The need to develop and manage comprehensive compensation programs is clear, especially once you consider everything that’s expected of today’s salesperson: Hit your number, build customer loyalty, improve margins, garner more business from new accounts, shorten the sales cycle, cross-sell and upsell, etc. You might even assume that administering these plans would be one of the key uses for CRM technology—but you’d be wrong.

As part of our study, we asked firms that had variable-compensation programs in place to tell us how they managed those programs. A summary of the responses is seen below.

Only 12 percent of the firms surveyed are leveraging CRM solutions for compensation plan administration. This could be the capabilities inherent in their core CRM systems, or CRM 2.0 applications from solution providers such as Merced, Synygy, Xactly, Varicent, etc., that they can integrate into their existing CRM platforms.

The more-popular alternatives involve spreadsheets or in-house compensation applications. Having benchmarked hundreds of internally managed incentive management applications over the years, they tend to come in three flavors; fast, robust, and cheap. The problem is that you only get two out of the three. In the case of spreadsheet-based compensation management you typically get fast and cheap, but only by sacrificing the robust. Internally developed programs can be robust, but you typically get either fast or cheap development—not both.

If compensation plans are truly meant to drive selling behavior, then we need to upgrade the systems we use to manage these plans. Because of this, I expect to see many more companies migrate their compensation management tasks on to CRM applications because the systems available today deliver fast, robust, and cheap all at the same time.

Developers of these applications have created a wealth of capabilities that can be up and running as soon as you implement the solution.
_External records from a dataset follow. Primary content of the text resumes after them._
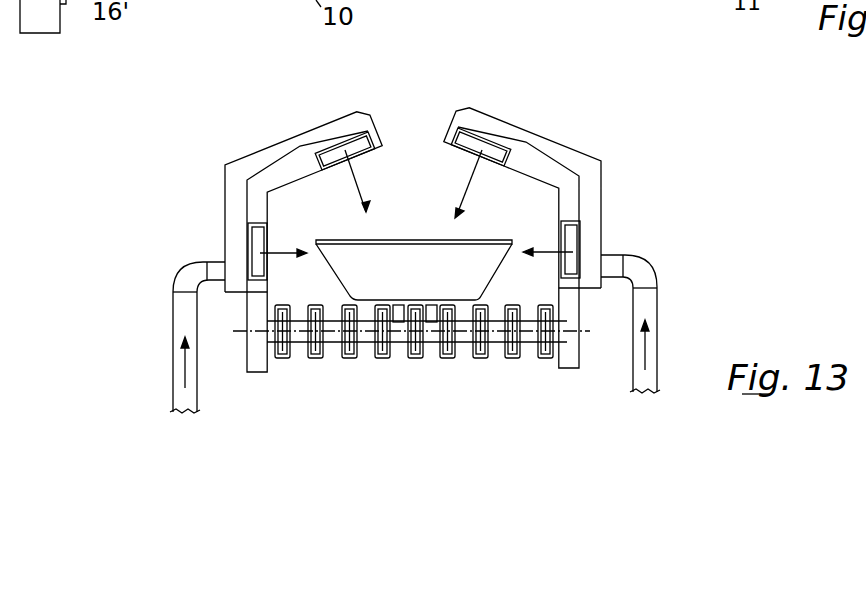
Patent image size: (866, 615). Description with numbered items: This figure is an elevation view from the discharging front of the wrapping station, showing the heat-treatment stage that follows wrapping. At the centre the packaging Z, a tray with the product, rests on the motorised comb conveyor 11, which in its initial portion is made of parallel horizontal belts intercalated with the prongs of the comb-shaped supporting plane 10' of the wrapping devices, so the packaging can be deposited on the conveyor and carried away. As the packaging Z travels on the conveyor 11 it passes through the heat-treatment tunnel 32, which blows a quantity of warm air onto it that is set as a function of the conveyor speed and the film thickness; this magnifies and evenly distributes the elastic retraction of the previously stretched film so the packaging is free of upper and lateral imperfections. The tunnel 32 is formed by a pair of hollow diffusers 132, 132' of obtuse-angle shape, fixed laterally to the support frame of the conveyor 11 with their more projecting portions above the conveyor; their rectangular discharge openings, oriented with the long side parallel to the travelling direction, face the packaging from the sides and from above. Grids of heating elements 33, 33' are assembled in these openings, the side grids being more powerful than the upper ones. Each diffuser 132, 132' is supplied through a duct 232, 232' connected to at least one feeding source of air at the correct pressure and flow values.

The hollow diffuser 132 is at (269, 228).
The hollow diffuser 132' is at (551, 222).
The heating element 33 is at (275, 182).
The heating element 33' is at (558, 179).
The heat-treatment tunnel 32 is at (388, 130).
The duct 232 is at (142, 337).
The duct 232' is at (682, 324).
The packaging Z is at (427, 236).
The comb-shaped supporting plane 10' is at (411, 353).
The motorised comb conveyor 11 is at (343, 363).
The sophisticated analytics engines underpinning these applications then allow you to enhance the robustness of the compensation programs based on your individual needs. Finally, whether you choose to implement on-premises systems or have them delivered via on-demand options, the total cost of ownership is predictable and controllable, which is often not the case for internally developed programs.

So if you haven’t recently considered leveraging CRM to help out with this aspect of sales management, I encourage you to do so. Using the right tools to implement the right plans can generate a better return on your incentive dollars.